Terzariol si rifà ad alcune testimonianze raccolte dal Dal Mas secondo le quali lo stesso Monti, quando beveva un bicchiere di troppo, faceva chiare allusioni sulla sua appartenenza alla famiglia di Stalin, per non parlare della sua reticenza a compilare le schede anagrafiche ogni qual volta diventava necessario per la Brigata.
Paola Liessi ha sempre sostenuto che la calligrafia del capitano lasciata sul retro di una foto in suo possesso, che ritrae Monti e Peter con tanto di dedica al partigiano Parco, trova analogie con calligrafie attribuite a Jakov Džugašvi, oltre alla firma inequivocabile: Jacov. La Liessi inoltre afferma che parlando della sua famiglia il Monti accennò a una sorella, Svetlana, esattamente come la sorella di Jakov figlia di Stalin.
Anche la ferita nella zona alta della spalla del Monti, testimoniata dalla Liessi, combacia con la ferita alla spalla di Jakov Džugašvi. Inoltre che senso avrebbero avuto le continue visite in casa Liessi da parte dell’Ambasciata Sovietica interessata al figlio Giorgio, tali da costringerla ad andarsene di casa?
La Liessi sostiene anche di aver ricevuto la proposta da una segretaria dell’ambasciata Russa di cedere il bambino avuto dal capitano Monti per mandarlo a studiare in Unione Sovietica.

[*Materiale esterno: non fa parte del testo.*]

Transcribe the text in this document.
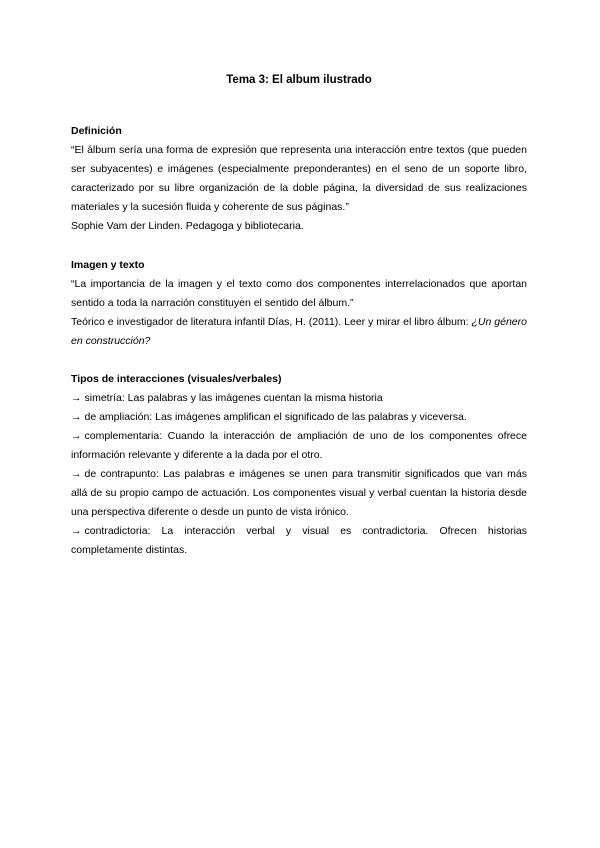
Tema 3: El album ilustrado

Definición

“El álbum sería una forma de expresión que representa una interacción entre textos (que pueden ser subyacentes) e imágenes (especialmente preponderantes) en el seno de un soporte libro, caracterizado por su libre organización de la doble página, la diversidad de sus realizaciones materiales y la sucesión fluida y coherente de sus páginas.”

Sophie Vam der Linden. Pedagoga y bibliotecaria.

Imagen y texto

“La importancia de la imagen y el texto como dos componentes interrelacionados que aportan sentido a toda la narración constituyen el sentido del álbum.”

Teórico e investigador de literatura infantil Días, H. (2011). Leer y mirar el libro álbum: ¿Un género en construcción?

Tipos de interacciones (visuales/verbales)

→ simetría: Las palabras y las imágenes cuentan la misma historia

→ de ampliación: Las imágenes amplifican el significado de las palabras y viceversa.

→ complementaria: Cuando la interacción de ampliación de uno de los componentes ofrece información relevante y diferente a la dada por el otro.

→ de contrapunto: Las palabras e imágenes se unen para transmitir significados que van más allá de su propio campo de actuación. Los componentes visual y verbal cuentan la historia desde una perspectiva diferente o desde un punto de vista irónico.

→ contradictoria: La interacción verbal y visual es contradictoria. Ofrecen historias completamente distintas.
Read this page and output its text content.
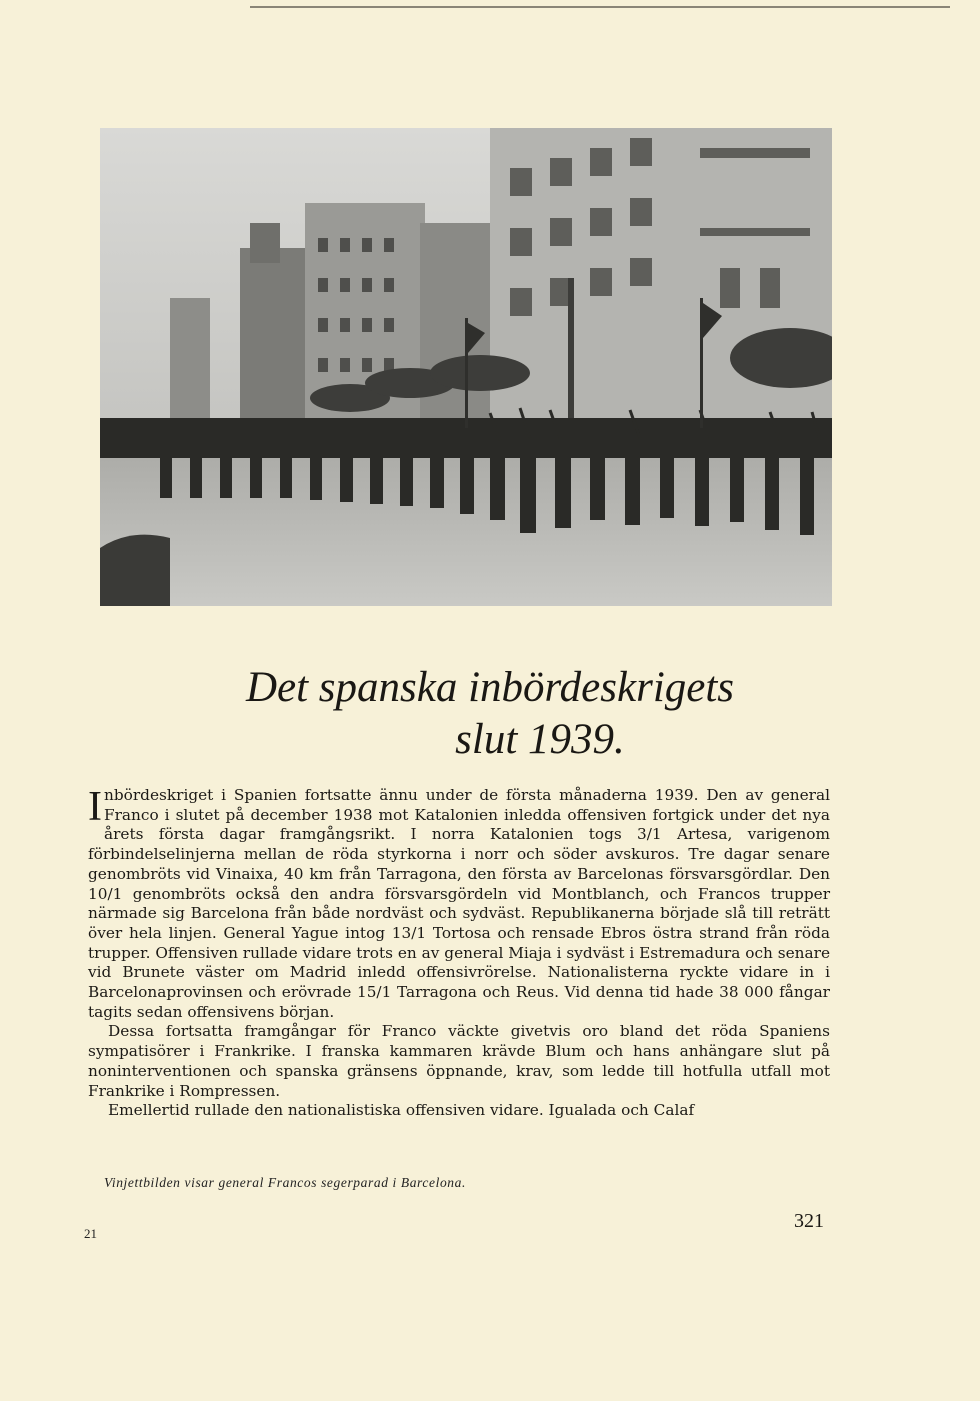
Det spanska inbördeskrigets
slut 1939.

Inbördeskriget i Spanien fortsatte ännu under de första månaderna 1939. Den av general Franco i slutet på december 1938 mot Katalonien inledda offensiven fortgick under det nya årets första dagar framgångsrikt. I norra Katalonien togs 3/1 Artesa, varigenom förbindelselinjerna mellan de röda styrkorna i norr och söder avskuros. Tre dagar senare genombröts vid Vinaixa, 40 km från Tarragona, den första av Barcelonas försvarsgördlar. Den 10/1 genombröts också den andra försvarsgördeln vid Montblanch, och Francos trupper närmade sig Barcelona från både nordväst och sydväst. Republikanerna började slå till reträtt över hela linjen. General Yague intog 13/1 Tortosa och rensade Ebros östra strand från röda trupper. Offensiven rullade vidare trots en av general Miaja i sydväst i Estremadura och senare vid Brunete väster om Madrid inledd offensivrörelse. Nationalisterna ryckte vidare in i Barcelonaprovinsen och erövrade 15/1 Tarragona och Reus. Vid denna tid hade 38 000 fångar tagits sedan offensivens början.

Dessa fortsatta framgångar för Franco väckte givetvis oro bland det röda Spaniens sympatisörer i Frankrike. I franska kammaren krävde Blum och hans anhängare slut på noninterventionen och spanska gränsens öppnande, krav, som ledde till hotfulla utfall mot Frankrike i Rompressen.

Emellertid rullade den nationalistiska offensiven vidare. Igualada och Calaf

Vinjettbilden visar general Francos segerparad i Barcelona.
21
321
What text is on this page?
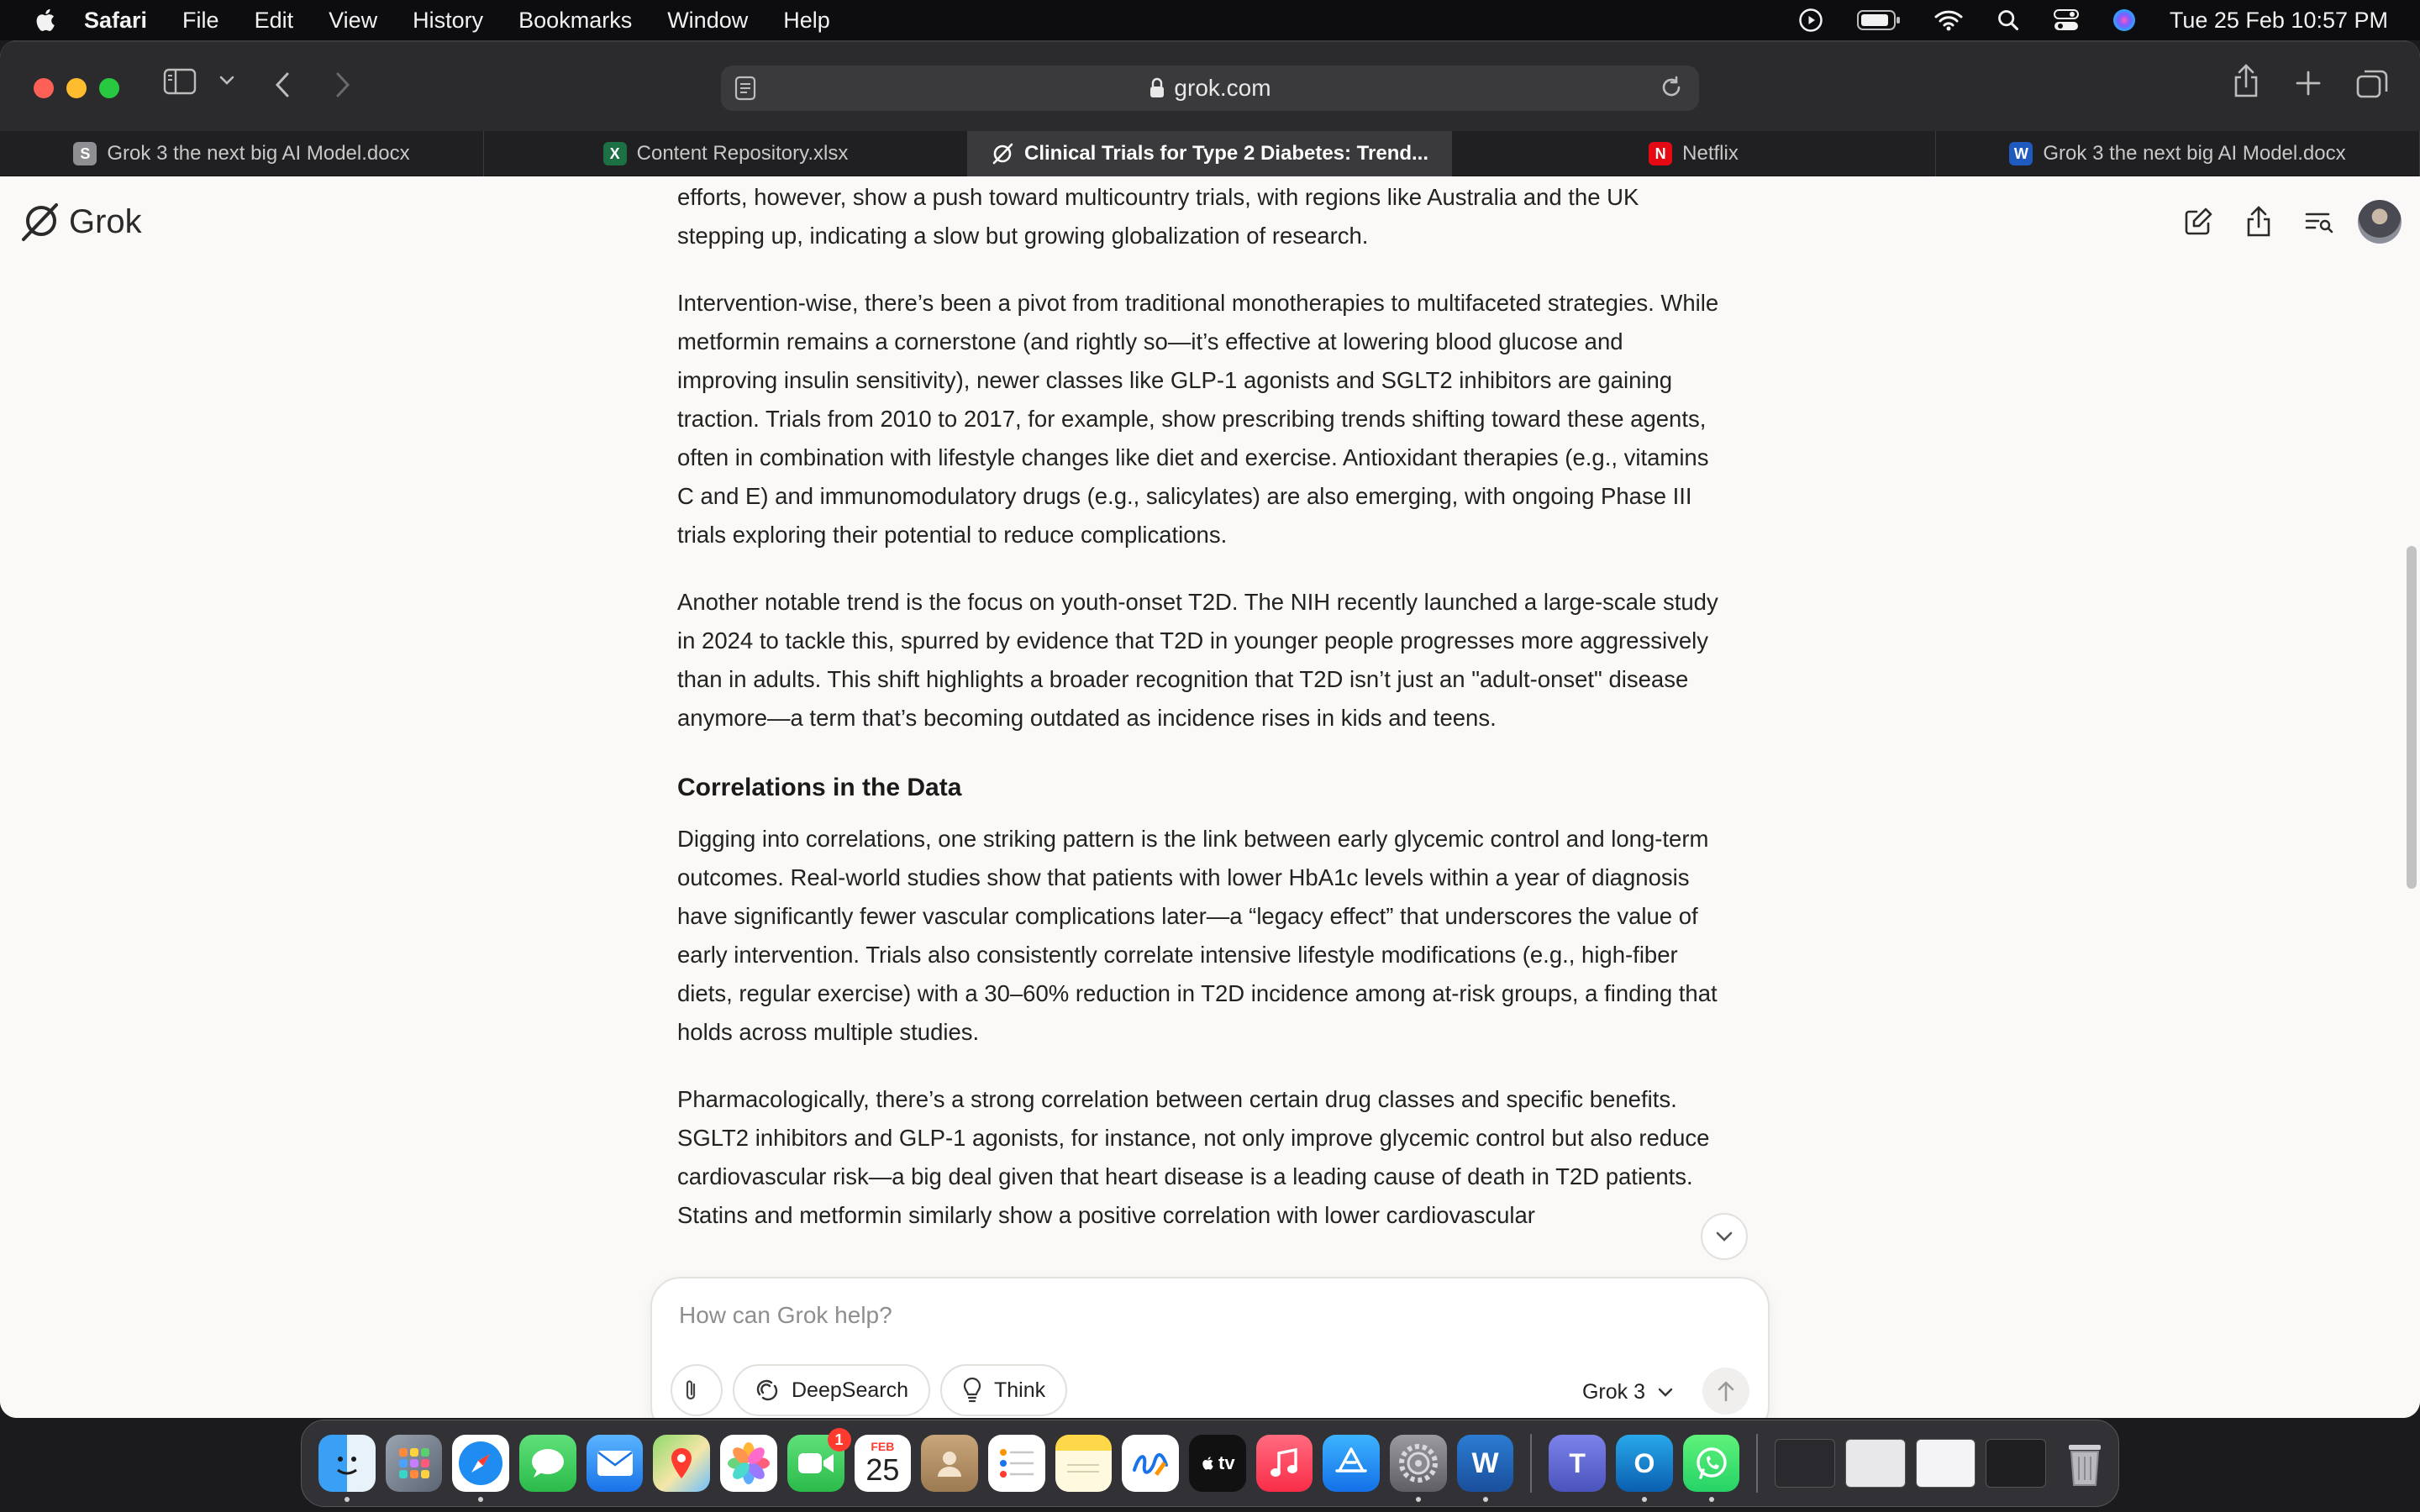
Safari File Edit View History Bookmarks Window Help	Tue 25 Feb 10:57 PM
grok.com
S Grok 3 the next big AI Model.docx	X Content Repository.xlsx	Clinical Trials for Type 2 Diabetes: Trend...	N Netflix	W Grok 3 the next big AI Model.docx
Grok

efforts, however, show a push toward multicountry trials, with regions like Australia and the UK stepping up, indicating a slow but growing globalization of research.

Intervention-wise, there’s been a pivot from traditional monotherapies to multifaceted strategies. While metformin remains a cornerstone (and rightly so—it’s effective at lowering blood glucose and improving insulin sensitivity), newer classes like GLP-1 agonists and SGLT2 inhibitors are gaining traction. Trials from 2010 to 2017, for example, show prescribing trends shifting toward these agents, often in combination with lifestyle changes like diet and exercise. Antioxidant therapies (e.g., vitamins C and E) and immunomodulatory drugs (e.g., salicylates) are also emerging, with ongoing Phase III trials exploring their potential to reduce complications.

Another notable trend is the focus on youth-onset T2D. The NIH recently launched a large-scale study in 2024 to tackle this, spurred by evidence that T2D in younger people progresses more aggressively than in adults. This shift highlights a broader recognition that T2D isn’t just an "adult-onset" disease anymore—a term that’s becoming outdated as incidence rises in kids and teens.

Correlations in the Data

Digging into correlations, one striking pattern is the link between early glycemic control and long-term outcomes. Real-world studies show that patients with lower HbA1c levels within a year of diagnosis have significantly fewer vascular complications later—a “legacy effect” that underscores the value of early intervention. Trials also consistently correlate intensive lifestyle modifications (e.g., high-fiber diets, regular exercise) with a 30–60% reduction in T2D incidence among at-risk groups, a finding that holds across multiple studies.

Pharmacologically, there’s a strong correlation between certain drug classes and specific benefits. SGLT2 inhibitors and GLP-1 agonists, for instance, not only improve glycemic control but also reduce cardiovascular risk—a big deal given that heart disease is a leading cause of death in T2D patients. Statins and metformin similarly show a positive correlation with lower cardiovascular

How can Grok help?
DeepSearch	Think	Grok 3
1	FEB
25	tv	W	T O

Perché provare a togliere il figlio alla madre se non fosse stato strategicamente rilevante come avrebbe potuto essere un eventuale nipote di Stalin? A sostenere fortemente la tesi di Tarzariol e ad aiutarlo nella raccolta delle testimonianze che vanno ad aggiungersi a quanto pubblicato dai giornali negli anni 60/70 e alle ricerche di Dal Mas, è stata Alessandra Zambon, figlia di Giorgio Zambon e nipote del capitano Monti.
A partire dagli anni ‘70 numerosi sono stati i viaggi in Unione Sovietica, prima e dopo l’insediamento di Gorbaciov, della famiglia Zambon, di Giorgio con la moglie Ennia e Alessandra, nel tentativo di dare veridicità alla presunta parentela con Stalin.
Questi viaggi portarono nell’era Gorbaciov alla designazione di un deputato georgiano incaricato a seguire la vicenda. Ma anche in questo caso non si è giunti a nulla. Allora una domanda sorge spontanea: perché ad oggi non è stato ancora effettuato un esame sul Dna di Alessandra Zambon in modo da porre la parola fine a questa intricata vicenda? Al termine della nostra inchiesta rimane una sola certezza: un georgiano con il nome di battaglia di “capitano Monti” è venuto a morire in Vallata per la libertà di tutti e il fatto che fosse o non fosse Jacov il figlio di Stalin non aggiunge e non toglie nulla al suo eroico gesto.
(Fonte: Giancarlo De Luca – Chiara Rainone © Qdpnews.it).